Our architecture and urban design firm, Studio One Eleven, facilitated a community visioning process for Downtown in 2005. That process culminated in a document called “Waterfront Metropolis” which formed the basis of the Downtown Plan. As Downtown Long Beach continues its renaissance as the cultural and commercial center of the City, it’s heartening to see many of the concepts called out in the vision plan are coming into realization. New mixed-use buildings are replacing the gaps in downtown’s urban fabric caused by surface parking and vacant lots. New towers and revived existing structures are transforming our streetscapes and skyline, attracting new residents who will contribute to the local economy. A new Civic Center, Library and revived Lincoln Park are revitalizing the civic heart of the City. With the success of that vision of course come issues of equity. Downtown will be at the center of continuing conversations about rising rents and displacement, difficult but unavoidable dialogue, the outcome of which will shape the expectations of future development.
As for future urban design and planning for downtown, upcoming opportunities should focus on the waterfront. While the downtown community plan had an emphasis on the core, the stretch of the City from Alamitos Beach to the lower L.A. River is now ripe for revitalization, with an opportunity to replace the automobile dominated infrastructure currently in place with human-focused place-making and additional community uses. Having the waterfront selected as one of the 2028 Olympics’ premier venues can act as a catalyst for the creation of a true world-class waterfront.

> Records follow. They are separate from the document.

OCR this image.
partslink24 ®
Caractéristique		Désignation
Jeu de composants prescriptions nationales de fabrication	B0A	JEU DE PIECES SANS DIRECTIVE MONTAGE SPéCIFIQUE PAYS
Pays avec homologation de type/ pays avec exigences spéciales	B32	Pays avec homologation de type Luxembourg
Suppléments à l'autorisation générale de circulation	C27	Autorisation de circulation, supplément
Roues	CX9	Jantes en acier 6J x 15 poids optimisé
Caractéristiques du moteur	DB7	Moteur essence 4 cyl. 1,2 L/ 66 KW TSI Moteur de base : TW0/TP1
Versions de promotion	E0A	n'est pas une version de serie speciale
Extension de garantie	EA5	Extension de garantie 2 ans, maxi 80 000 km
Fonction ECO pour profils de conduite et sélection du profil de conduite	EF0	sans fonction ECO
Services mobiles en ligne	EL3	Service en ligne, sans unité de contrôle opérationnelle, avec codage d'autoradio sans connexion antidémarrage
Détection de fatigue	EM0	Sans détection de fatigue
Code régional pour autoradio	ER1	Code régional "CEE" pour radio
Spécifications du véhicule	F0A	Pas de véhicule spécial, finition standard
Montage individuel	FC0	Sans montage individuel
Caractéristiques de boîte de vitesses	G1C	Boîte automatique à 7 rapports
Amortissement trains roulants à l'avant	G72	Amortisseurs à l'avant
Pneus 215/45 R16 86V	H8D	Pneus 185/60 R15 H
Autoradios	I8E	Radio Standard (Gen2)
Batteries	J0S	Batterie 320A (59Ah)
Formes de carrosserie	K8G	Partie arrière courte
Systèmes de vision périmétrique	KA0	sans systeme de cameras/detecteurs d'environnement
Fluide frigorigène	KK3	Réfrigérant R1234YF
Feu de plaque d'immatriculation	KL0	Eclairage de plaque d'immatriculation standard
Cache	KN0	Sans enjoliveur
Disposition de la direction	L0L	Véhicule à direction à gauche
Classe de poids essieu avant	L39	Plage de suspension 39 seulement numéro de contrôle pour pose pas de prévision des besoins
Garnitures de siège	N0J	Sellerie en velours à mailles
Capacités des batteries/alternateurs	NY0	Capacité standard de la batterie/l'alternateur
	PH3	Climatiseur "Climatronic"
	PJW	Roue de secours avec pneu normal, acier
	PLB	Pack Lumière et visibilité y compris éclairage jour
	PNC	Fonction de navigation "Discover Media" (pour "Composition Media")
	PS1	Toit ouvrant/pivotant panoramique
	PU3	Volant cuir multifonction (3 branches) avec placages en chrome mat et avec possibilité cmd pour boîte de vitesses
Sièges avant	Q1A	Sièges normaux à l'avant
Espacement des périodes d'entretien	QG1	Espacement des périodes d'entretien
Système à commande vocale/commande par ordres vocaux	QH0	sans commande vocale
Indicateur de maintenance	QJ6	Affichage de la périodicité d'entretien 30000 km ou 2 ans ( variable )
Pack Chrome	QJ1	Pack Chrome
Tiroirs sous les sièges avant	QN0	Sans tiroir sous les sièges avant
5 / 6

Downtown today is vibrant, active, fun. So different from when we opened our doors in 2002. It even has an acronym – DTLB. Who would have imagined that in 2002? It’s been exciting watching the growth. Families are out in the evening, walking with their kids and their pets and business people are out at lunch or happy hour. Of course, with more people come issues, but the positives definitely outnumber those.
For us at Minuteman Press, the changes have been good. More businesses in close proximity to us means more potential customers. And while the construction that’s going on adds to the number of businesses, it also has an upscaling factor. Neighboring businesses or buildings then decide to upgrade their look too. We upgraded our facade a couple of years ago and our lobby earlier this year. We’re not alone in our efforts to spruce ourselves up, plenty of others are doing it too – and on a bigger scale than what we did.
I still see more growth for DTLB. While the big growth spurt may have already peaked, at least in terms of approved and/or under construction sites, there still is room for more. Now people and businesses are moving in to all the nice new buildings and that will continue as the new sites are completed. The additional people and businesses will only continue to add to the energy level. Plus, they will generate further needs that will extend the growth yet some more. Life is still good in DTLB.